For the past 18 months I’ve been researching the changing workplace, and, in May 2020, I was contacted by a design magazine who wanted my outlook on what new products and trends may play a part.
To this day, my answer remains the same: the changes that are happening in the post covid workplace were always going to happen, but the process has simply been accelerated from years to months. After all, the technology to allow working from home has been available for many years, the fly in the ointment was trust; then lockdown happened and overnight, there was no option but to trust staff.
It turned out that working from home was much better than many companies had ever envisaged and actually worked well for a large proportion of companies; it’s the main driving force behind hybrid working becoming the next normal for a large amount of organisations.
With agile working always likely to happen, most manufacturers have been developing fantastic products over the past 5-10 years that will be very suitable for the changing office landscape. So my answer to the magazine was that it’s not any new products that will make the big difference moving forward, it’s the way they are used.
Companies now need to engage with the workplace professionals, strategists, architects, and designers who can help them to best utilise these to create spaces that people want to work in and entices them from their homes into the workplace.
The general consensus is that most of the ‘thought’ work will be completed at home, and anything that requires group work or face-to-face meetings will be done at the office. This means that spaces such as meeting rooms, kitchens, and breakout areas will become even more important and must be improved further and quite possibly be expanded too as the office will be a more social space. However, it will still be essential to have quiet concentration places where individuals can carry out their work as not everyone is able to work from home. With offices becoming a meeting hub, they will become noisier and so the concentration spaces will be very important.
Workstations will still, and always be, a necessity in the workplace, but even these are becoming more aesthetically pleasing, and have a biophilic emphasis through the use of more natural materials such as wood and linoleum – which are lovely finishes to work on.

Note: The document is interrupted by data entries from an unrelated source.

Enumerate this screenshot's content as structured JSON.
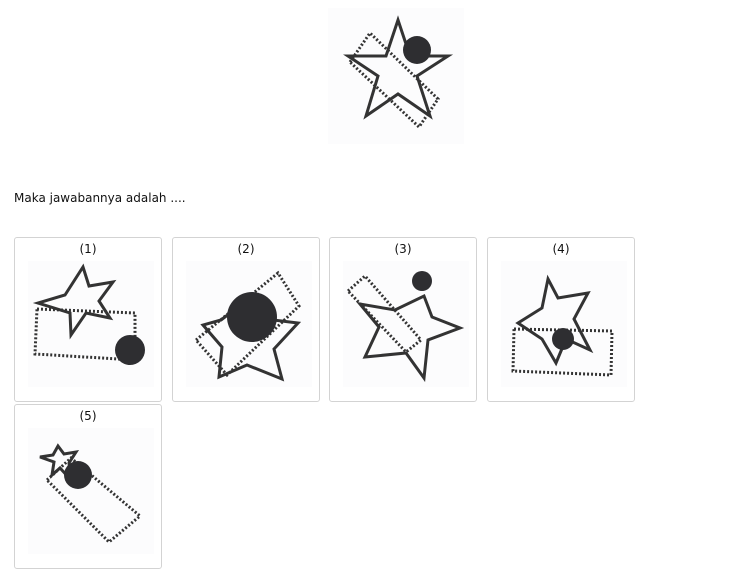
{
  "question": {
    "figure_icon": "star-rectangle-circle-figure",
    "prompt": "Maka jawabannya adalah ...."
  },
  "options": [
    {
      "label": "(1)",
      "icon": "answer-figure-1"
    },
    {
      "label": "(2)",
      "icon": "answer-figure-2"
    },
    {
      "label": "(3)",
      "icon": "answer-figure-3"
    },
    {
      "label": "(4)",
      "icon": "answer-figure-4"
    },
    {
      "label": "(5)",
      "icon": "answer-figure-5"
    }
  ],
  "colors": {
    "stroke": "#333333",
    "fill": "#2e2e31",
    "card_border": "#d3d3d3",
    "figure_bg": "#fcfcfd"
  }
}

Meeting booths are another example of an item of furniture that will remain an essential part of the office for many years to come. They’re an ideal space for smaller, informal meetings, and come in a variety of sizes and shapes and are an alternative, or additional way, to meet the need for increasing meeting/presentation spaces. Plus they are suitable for groups to integrate with people on video calls too. Bleacher seating is yet another furniture configuration that is ideal for large presentations or group meetings.
As the workplace landscape changes, choosing the correct furniture has become as important as ever. An example of one that has grown in popularity for all the right reasons is the modular open shelving unit; these frames allow companies to define areas without closing them in. They are less expensive than building walls, are much easier on the eye than traditional fabric panels, and also create space for lots of storage as well as the flexibility to utilise items such as whiteboards and TV screens.

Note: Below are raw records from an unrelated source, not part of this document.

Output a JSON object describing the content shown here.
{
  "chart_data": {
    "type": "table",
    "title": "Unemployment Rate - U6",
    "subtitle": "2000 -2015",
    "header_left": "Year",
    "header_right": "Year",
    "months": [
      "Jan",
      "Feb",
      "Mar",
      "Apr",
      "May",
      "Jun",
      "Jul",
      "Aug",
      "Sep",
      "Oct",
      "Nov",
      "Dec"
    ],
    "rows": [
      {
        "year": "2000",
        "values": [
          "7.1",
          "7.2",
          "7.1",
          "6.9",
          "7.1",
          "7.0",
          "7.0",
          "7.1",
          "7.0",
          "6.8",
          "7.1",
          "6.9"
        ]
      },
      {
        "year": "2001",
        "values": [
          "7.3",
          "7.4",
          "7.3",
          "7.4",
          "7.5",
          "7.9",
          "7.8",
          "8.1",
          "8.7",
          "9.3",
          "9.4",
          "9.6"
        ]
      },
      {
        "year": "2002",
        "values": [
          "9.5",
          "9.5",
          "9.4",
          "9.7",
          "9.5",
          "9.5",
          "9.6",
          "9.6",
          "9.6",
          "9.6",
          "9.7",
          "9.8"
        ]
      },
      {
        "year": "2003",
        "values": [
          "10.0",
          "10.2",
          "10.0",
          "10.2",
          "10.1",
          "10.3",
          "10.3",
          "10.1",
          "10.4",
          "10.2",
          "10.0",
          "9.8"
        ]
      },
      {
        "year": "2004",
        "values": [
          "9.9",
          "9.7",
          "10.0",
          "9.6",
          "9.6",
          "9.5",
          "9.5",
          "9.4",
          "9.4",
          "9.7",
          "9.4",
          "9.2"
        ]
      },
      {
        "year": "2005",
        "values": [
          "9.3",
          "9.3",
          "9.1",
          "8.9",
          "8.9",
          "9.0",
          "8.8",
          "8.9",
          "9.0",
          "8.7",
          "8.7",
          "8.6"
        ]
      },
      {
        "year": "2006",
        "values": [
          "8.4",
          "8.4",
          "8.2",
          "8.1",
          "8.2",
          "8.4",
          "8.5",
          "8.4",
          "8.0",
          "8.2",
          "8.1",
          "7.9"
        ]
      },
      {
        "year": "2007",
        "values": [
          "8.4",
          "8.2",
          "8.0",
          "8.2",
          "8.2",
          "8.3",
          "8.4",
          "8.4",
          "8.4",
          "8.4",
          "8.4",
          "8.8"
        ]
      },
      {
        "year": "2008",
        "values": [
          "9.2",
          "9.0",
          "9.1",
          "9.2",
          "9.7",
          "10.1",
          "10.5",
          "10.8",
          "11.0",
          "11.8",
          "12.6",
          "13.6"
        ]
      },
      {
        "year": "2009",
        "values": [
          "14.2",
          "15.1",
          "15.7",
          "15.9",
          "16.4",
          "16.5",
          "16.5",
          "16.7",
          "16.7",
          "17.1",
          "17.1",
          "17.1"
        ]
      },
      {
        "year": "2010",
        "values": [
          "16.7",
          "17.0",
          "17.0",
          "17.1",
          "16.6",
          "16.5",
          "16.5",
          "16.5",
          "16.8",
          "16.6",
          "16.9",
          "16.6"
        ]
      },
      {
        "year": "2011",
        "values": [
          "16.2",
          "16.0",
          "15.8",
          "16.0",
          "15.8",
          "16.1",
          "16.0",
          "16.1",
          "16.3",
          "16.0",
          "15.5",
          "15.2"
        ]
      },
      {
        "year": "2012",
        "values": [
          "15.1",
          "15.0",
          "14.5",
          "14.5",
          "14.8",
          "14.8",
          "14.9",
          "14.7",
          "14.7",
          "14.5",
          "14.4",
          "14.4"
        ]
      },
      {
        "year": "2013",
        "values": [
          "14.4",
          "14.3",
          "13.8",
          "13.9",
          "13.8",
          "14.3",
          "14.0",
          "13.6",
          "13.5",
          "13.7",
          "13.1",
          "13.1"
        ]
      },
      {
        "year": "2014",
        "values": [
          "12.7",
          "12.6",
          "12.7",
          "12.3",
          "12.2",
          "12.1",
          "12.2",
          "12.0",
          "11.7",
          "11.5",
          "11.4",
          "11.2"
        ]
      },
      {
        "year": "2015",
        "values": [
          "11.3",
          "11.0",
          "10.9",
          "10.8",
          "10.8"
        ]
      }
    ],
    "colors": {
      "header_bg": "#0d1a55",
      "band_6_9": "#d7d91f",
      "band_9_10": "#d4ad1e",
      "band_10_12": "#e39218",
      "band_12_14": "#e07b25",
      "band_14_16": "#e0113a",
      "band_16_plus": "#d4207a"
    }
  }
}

These units are also a great place to incorporate plants, a trend that has drastically increased in popularity in the past 12 months, as you are able to hang them from the framework or add them onto shelves using planter boxes.
Some manufacturers have taken storage even further and created ranges that are completely versatile and can be used to create open rooms, including ceilings, or rails from which curtains can be hung – which are a really effective way of creating visual privacy.

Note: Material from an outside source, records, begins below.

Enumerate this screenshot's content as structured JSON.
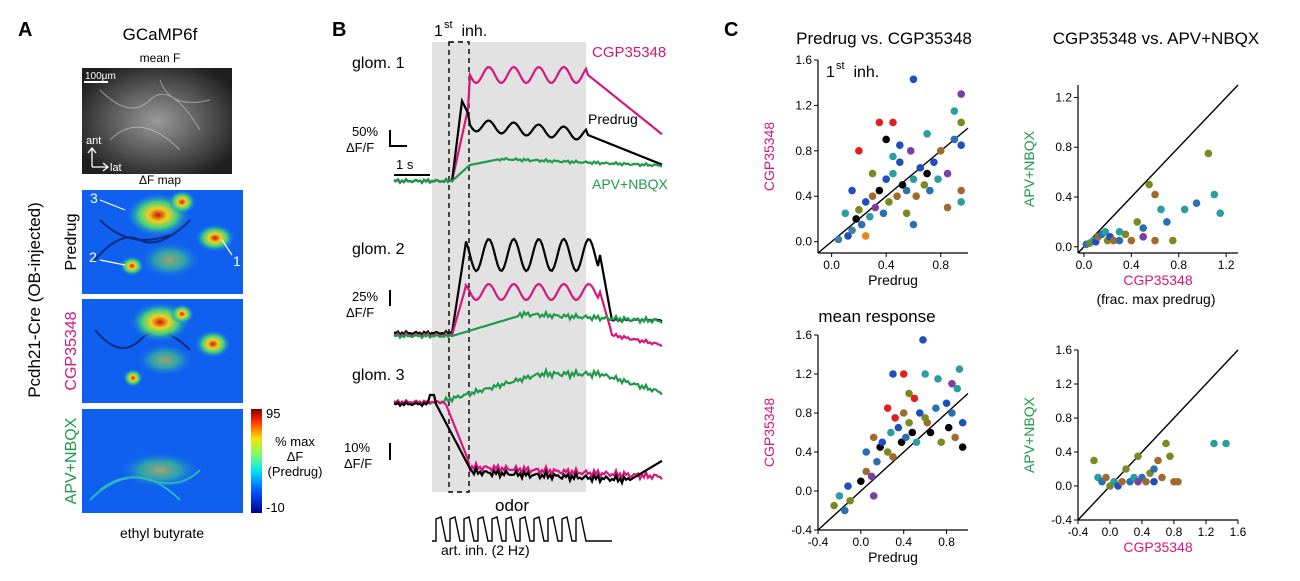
{
  "colors": {
    "magenta": "#d6167e",
    "black": "#000000",
    "green": "#1f9a4b",
    "shade": "#e2e2e2"
  },
  "panel_a": {
    "letter": "A",
    "title": "GCaMP6f",
    "ylabel": "Pcdh21-Cre (OB-injected)",
    "mean_f": {
      "label": "mean F",
      "scalebar": "100μm",
      "ant": "ant",
      "lat": "lat"
    },
    "df_map_label": "ΔF map",
    "rows": [
      {
        "label": "Predrug",
        "color": "#000000"
      },
      {
        "label": "CGP35348",
        "color": "#d6167e"
      },
      {
        "label": "APV+NBQX",
        "color": "#1f9a4b"
      }
    ],
    "glom_labels": [
      "3",
      "2",
      "1"
    ],
    "colorbar": {
      "max": "95",
      "min": "-10",
      "label_lines": [
        "% max",
        "ΔF",
        "(Predrug)"
      ]
    },
    "odor_label": "ethyl butyrate"
  },
  "panel_b": {
    "letter": "B",
    "first_inh": {
      "main": "1",
      "sup": "st",
      "rest": " inh."
    },
    "legend": [
      "CGP35348",
      "Predrug",
      "APV+NBQX"
    ],
    "traces": [
      {
        "label": "glom. 1",
        "scale": "50%",
        "scale_unit": "ΔF/F",
        "time_bar": "1 s"
      },
      {
        "label": "glom. 2",
        "scale": "25%",
        "scale_unit": "ΔF/F"
      },
      {
        "label": "glom. 3",
        "scale": "10%",
        "scale_unit": "ΔF/F"
      }
    ],
    "odor_label": "odor",
    "sniff_label": "art. inh. (2 Hz)"
  },
  "panel_c": {
    "letter": "C",
    "col_titles": [
      "Predrug vs. CGP35348",
      "CGP35348 vs. APV+NBQX"
    ],
    "row2_title": "mean response",
    "first_inh": {
      "main": "1",
      "sup": "st",
      "rest": " inh."
    },
    "frac_label": "(frac. max predrug)"
  },
  "chart_data": [
    {
      "type": "scatter",
      "title": "Predrug vs. CGP35348 (1st inh.)",
      "xlabel": "Predrug",
      "ylabel": "CGP35348",
      "xlim": [
        -0.1,
        1.0
      ],
      "ylim": [
        -0.1,
        1.6
      ],
      "xticks": [
        "0.0",
        "0.4",
        "0.8"
      ],
      "yticks": [
        "0.0",
        "0.4",
        "0.8",
        "1.2",
        "1.6"
      ],
      "unity_line": true,
      "points": [
        [
          0.12,
          0.05,
          "#1f4fbf"
        ],
        [
          0.15,
          0.1,
          "#3d7fa8"
        ],
        [
          0.18,
          0.2,
          "#000000"
        ],
        [
          0.2,
          0.28,
          "#7a8a1f"
        ],
        [
          0.22,
          0.15,
          "#2a6fb0"
        ],
        [
          0.25,
          0.35,
          "#1f4fbf"
        ],
        [
          0.28,
          0.22,
          "#2a9d9d"
        ],
        [
          0.3,
          0.4,
          "#a06b2a"
        ],
        [
          0.32,
          0.3,
          "#7a3fa0"
        ],
        [
          0.35,
          0.45,
          "#000000"
        ],
        [
          0.38,
          0.25,
          "#2a6fb0"
        ],
        [
          0.4,
          0.55,
          "#1f4fbf"
        ],
        [
          0.42,
          0.35,
          "#7a8a1f"
        ],
        [
          0.45,
          0.6,
          "#2a9d9d"
        ],
        [
          0.48,
          0.4,
          "#a06b2a"
        ],
        [
          0.5,
          0.7,
          "#1f4fbf"
        ],
        [
          0.52,
          0.5,
          "#000000"
        ],
        [
          0.55,
          0.45,
          "#2a6fb0"
        ],
        [
          0.58,
          0.8,
          "#7a3fa0"
        ],
        [
          0.6,
          0.55,
          "#2a9d9d"
        ],
        [
          0.62,
          0.4,
          "#a06b2a"
        ],
        [
          0.65,
          0.65,
          "#1f4fbf"
        ],
        [
          0.68,
          0.5,
          "#7a8a1f"
        ],
        [
          0.7,
          0.6,
          "#000000"
        ],
        [
          0.72,
          0.45,
          "#2a6fb0"
        ],
        [
          0.75,
          0.7,
          "#1f4fbf"
        ],
        [
          0.78,
          0.55,
          "#2a9d9d"
        ],
        [
          0.8,
          0.8,
          "#a06b2a"
        ],
        [
          0.85,
          0.6,
          "#7a3fa0"
        ],
        [
          0.9,
          0.9,
          "#2a6fb0"
        ],
        [
          0.95,
          0.85,
          "#1f4fbf"
        ],
        [
          0.95,
          0.45,
          "#a06b2a"
        ],
        [
          0.2,
          0.8,
          "#e02020"
        ],
        [
          0.35,
          1.05,
          "#e02020"
        ],
        [
          0.45,
          1.05,
          "#e02020"
        ],
        [
          0.6,
          1.43,
          "#1f4fbf"
        ],
        [
          0.95,
          1.3,
          "#7a3fa0"
        ],
        [
          0.9,
          1.15,
          "#2a9d9d"
        ],
        [
          0.95,
          1.05,
          "#7a8a1f"
        ],
        [
          0.7,
          0.95,
          "#2a9d9d"
        ],
        [
          0.4,
          0.9,
          "#000000"
        ],
        [
          0.3,
          0.6,
          "#7a8a1f"
        ],
        [
          0.15,
          0.45,
          "#1f4fbf"
        ],
        [
          0.1,
          0.25,
          "#2a9d9d"
        ],
        [
          0.25,
          0.05,
          "#e08a1f"
        ],
        [
          0.55,
          0.25,
          "#7a8a1f"
        ],
        [
          0.6,
          0.15,
          "#2a6fb0"
        ],
        [
          0.85,
          0.3,
          "#a06b2a"
        ],
        [
          0.95,
          0.35,
          "#2a9d9d"
        ],
        [
          0.05,
          0.02,
          "#3d7fa8"
        ],
        [
          0.5,
          0.85,
          "#1f4fbf"
        ],
        [
          0.45,
          0.75,
          "#2a9d9d"
        ]
      ]
    },
    {
      "type": "scatter",
      "title": "CGP35348 vs. APV+NBQX (1st inh.)",
      "xlabel": "CGP35348",
      "ylabel": "APV+NBQX",
      "xlim": [
        -0.05,
        1.3
      ],
      "ylim": [
        -0.05,
        1.3
      ],
      "xticks": [
        "0.0",
        "0.4",
        "0.8",
        "1.2"
      ],
      "yticks": [
        "0.0",
        "0.4",
        "0.8",
        "1.2"
      ],
      "unity_line": true,
      "points": [
        [
          0.02,
          0.02,
          "#2a6fb0"
        ],
        [
          0.05,
          0.03,
          "#7a8a1f"
        ],
        [
          0.08,
          0.05,
          "#2a9d9d"
        ],
        [
          0.1,
          0.04,
          "#1f4fbf"
        ],
        [
          0.12,
          0.08,
          "#a06b2a"
        ],
        [
          0.15,
          0.1,
          "#2a6fb0"
        ],
        [
          0.18,
          0.12,
          "#2a9d9d"
        ],
        [
          0.2,
          0.05,
          "#7a8a1f"
        ],
        [
          0.22,
          0.08,
          "#1f4fbf"
        ],
        [
          0.25,
          0.05,
          "#a06b2a"
        ],
        [
          0.3,
          0.05,
          "#2a6fb0"
        ],
        [
          0.35,
          0.1,
          "#7a8a1f"
        ],
        [
          0.4,
          0.05,
          "#a06b2a"
        ],
        [
          0.45,
          0.2,
          "#7a8a1f"
        ],
        [
          0.5,
          0.15,
          "#2a6fb0"
        ],
        [
          0.55,
          0.5,
          "#7a8a1f"
        ],
        [
          0.6,
          0.05,
          "#a06b2a"
        ],
        [
          0.65,
          0.3,
          "#2a9d9d"
        ],
        [
          0.7,
          0.2,
          "#2a6fb0"
        ],
        [
          0.75,
          0.05,
          "#7a8a1f"
        ],
        [
          0.85,
          0.3,
          "#2a9d9d"
        ],
        [
          0.95,
          0.35,
          "#2a6fb0"
        ],
        [
          1.05,
          0.75,
          "#7a8a1f"
        ],
        [
          1.1,
          0.42,
          "#2a9d9d"
        ],
        [
          1.15,
          0.27,
          "#2a9d9d"
        ],
        [
          0.6,
          0.42,
          "#a06b2a"
        ],
        [
          0.3,
          0.12,
          "#2a9d9d"
        ],
        [
          0.5,
          0.08,
          "#7a3fa0"
        ]
      ]
    },
    {
      "type": "scatter",
      "title": "Predrug vs. CGP35348 (mean response)",
      "xlabel": "Predrug",
      "ylabel": "CGP35348",
      "xlim": [
        -0.4,
        1.0
      ],
      "ylim": [
        -0.4,
        1.6
      ],
      "xticks": [
        "-0.4",
        "0.0",
        "0.4",
        "0.8"
      ],
      "yticks": [
        "-0.4",
        "0.0",
        "0.4",
        "0.8",
        "1.2",
        "1.6"
      ],
      "unity_line": true,
      "points": [
        [
          -0.25,
          -0.15,
          "#7a8a1f"
        ],
        [
          -0.2,
          -0.05,
          "#2a9d9d"
        ],
        [
          -0.15,
          -0.2,
          "#2a6fb0"
        ],
        [
          -0.12,
          0.05,
          "#1f4fbf"
        ],
        [
          -0.1,
          -0.1,
          "#7a8a1f"
        ],
        [
          0.0,
          0.1,
          "#000000"
        ],
        [
          0.05,
          0.2,
          "#a06b2a"
        ],
        [
          0.1,
          0.15,
          "#7a3fa0"
        ],
        [
          0.12,
          -0.05,
          "#7a3fa0"
        ],
        [
          0.15,
          0.3,
          "#2a6fb0"
        ],
        [
          0.18,
          0.45,
          "#000000"
        ],
        [
          0.2,
          0.5,
          "#1f4fbf"
        ],
        [
          0.25,
          0.4,
          "#7a8a1f"
        ],
        [
          0.28,
          0.6,
          "#2a9d9d"
        ],
        [
          0.3,
          0.35,
          "#a06b2a"
        ],
        [
          0.32,
          0.75,
          "#e02020"
        ],
        [
          0.35,
          0.65,
          "#1f4fbf"
        ],
        [
          0.38,
          0.5,
          "#000000"
        ],
        [
          0.4,
          0.8,
          "#a06b2a"
        ],
        [
          0.42,
          0.55,
          "#2a6fb0"
        ],
        [
          0.45,
          0.7,
          "#7a8a1f"
        ],
        [
          0.48,
          0.6,
          "#000000"
        ],
        [
          0.5,
          0.95,
          "#e02020"
        ],
        [
          0.52,
          0.5,
          "#2a9d9d"
        ],
        [
          0.55,
          0.8,
          "#1f4fbf"
        ],
        [
          0.58,
          1.55,
          "#1f4fbf"
        ],
        [
          0.6,
          1.2,
          "#2a9d9d"
        ],
        [
          0.62,
          0.7,
          "#a06b2a"
        ],
        [
          0.65,
          0.6,
          "#000000"
        ],
        [
          0.7,
          0.85,
          "#2a6fb0"
        ],
        [
          0.72,
          1.15,
          "#2a9d9d"
        ],
        [
          0.75,
          0.5,
          "#7a8a1f"
        ],
        [
          0.8,
          0.9,
          "#1f4fbf"
        ],
        [
          0.82,
          0.65,
          "#000000"
        ],
        [
          0.85,
          1.1,
          "#7a3fa0"
        ],
        [
          0.88,
          0.55,
          "#a06b2a"
        ],
        [
          0.9,
          1.05,
          "#2a9d9d"
        ],
        [
          0.92,
          1.25,
          "#2a9d9d"
        ],
        [
          0.95,
          0.7,
          "#1f4fbf"
        ],
        [
          0.95,
          0.45,
          "#000000"
        ],
        [
          0.4,
          1.2,
          "#e02020"
        ],
        [
          0.3,
          1.2,
          "#1f4fbf"
        ],
        [
          0.25,
          0.85,
          "#e02020"
        ],
        [
          0.45,
          1.0,
          "#7a8a1f"
        ],
        [
          0.05,
          0.4,
          "#2a6fb0"
        ],
        [
          0.12,
          0.55,
          "#a06b2a"
        ],
        [
          0.85,
          0.8,
          "#2a6fb0"
        ],
        [
          0.6,
          0.75,
          "#7a8a1f"
        ]
      ]
    },
    {
      "type": "scatter",
      "title": "CGP35348 vs. APV+NBQX (mean response)",
      "xlabel": "CGP35348",
      "ylabel": "APV+NBQX",
      "xlim": [
        -0.4,
        1.6
      ],
      "ylim": [
        -0.4,
        1.6
      ],
      "xticks": [
        "-0.4",
        "0.0",
        "0.4",
        "0.8",
        "1.2",
        "1.6"
      ],
      "yticks": [
        "-0.4",
        "0.0",
        "0.4",
        "0.8",
        "1.2",
        "1.6"
      ],
      "unity_line": true,
      "points": [
        [
          -0.2,
          0.3,
          "#7a8a1f"
        ],
        [
          -0.15,
          0.1,
          "#2a9d9d"
        ],
        [
          -0.1,
          0.05,
          "#2a6fb0"
        ],
        [
          -0.05,
          0.1,
          "#a06b2a"
        ],
        [
          0.0,
          0.0,
          "#7a8a1f"
        ],
        [
          0.05,
          0.05,
          "#2a9d9d"
        ],
        [
          0.1,
          0.0,
          "#1f4fbf"
        ],
        [
          0.15,
          0.05,
          "#a06b2a"
        ],
        [
          0.2,
          0.2,
          "#7a8a1f"
        ],
        [
          0.25,
          0.05,
          "#2a6fb0"
        ],
        [
          0.3,
          0.1,
          "#2a9d9d"
        ],
        [
          0.35,
          0.35,
          "#7a8a1f"
        ],
        [
          0.4,
          0.1,
          "#2a6fb0"
        ],
        [
          0.45,
          0.05,
          "#a06b2a"
        ],
        [
          0.5,
          0.15,
          "#7a8a1f"
        ],
        [
          0.55,
          0.2,
          "#2a6fb0"
        ],
        [
          0.6,
          0.3,
          "#a06b2a"
        ],
        [
          0.65,
          0.1,
          "#a06b2a"
        ],
        [
          0.7,
          0.5,
          "#7a8a1f"
        ],
        [
          0.75,
          0.35,
          "#7a8a1f"
        ],
        [
          0.8,
          0.05,
          "#a06b2a"
        ],
        [
          0.85,
          0.05,
          "#a06b2a"
        ],
        [
          1.3,
          0.5,
          "#2a9d9d"
        ],
        [
          1.45,
          0.5,
          "#2a9d9d"
        ],
        [
          0.55,
          0.05,
          "#1f4fbf"
        ],
        [
          0.35,
          0.05,
          "#7a3fa0"
        ]
      ]
    }
  ]
}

Versatility is the way forward, so products that can be moved around easily to create different zones will be very popular. In fact, one manufacturer has even gone as far as to design a range of products where everything, including desks, sofas, and presentations boards are on castors. This means that the space can be completely adapted to whatever type of area is needed, and the company doesn’t need to commit a space to a particular work style, it can be changed in minutes.
Using a mixture of modular units, meeting pods, and meeting rooms means that each eventuality is catered for (confidential meetings, informal chats, one-on-one chats etc), and stops bigger meeting areas being used by smaller parties.
Kitchens and social spaces are vital and also need careful consideration as these are the places where staff will form and develop the friendships that make work more enjoyable – which in turn helps to reduce staff attrition and subsequently benefits the employer.
In terms of the office environment, other things to consider are acoustic solutions. These include free standing barriers as well as those that are wall or ceiling mounted. The use of sound masking is also increasing because as offices become more social, they become noisier too.
Having acoustic solutions in the office will also contribute to employee wellbeing as it helps to minimise some of the distractions that can cause people to become irritated. There has also been a large increase in other products such as living walls as the need for biophilic design grows. Living walls are a great way to bring a touch of nature into the office as many different plants can be grown – staff may even want to help with the upkeep.
A more dramatic approach to bettering wellbeing in the office is to create spaces that are specifically designed for purpose. However, this means different things to different companies; where an on-site gym may work for some businesses, a meditation space may work for another.
While I understand that furniture alone won’t make all the difference to creating a great workplace, it’s a good place to start. Creating the ideal work environment will differ from company to company and is dependent on a number of things; from culture to employee engagement and a great wellbeing solution, it’s definitely worth checking in with staff to find out what they want and what will help them the most.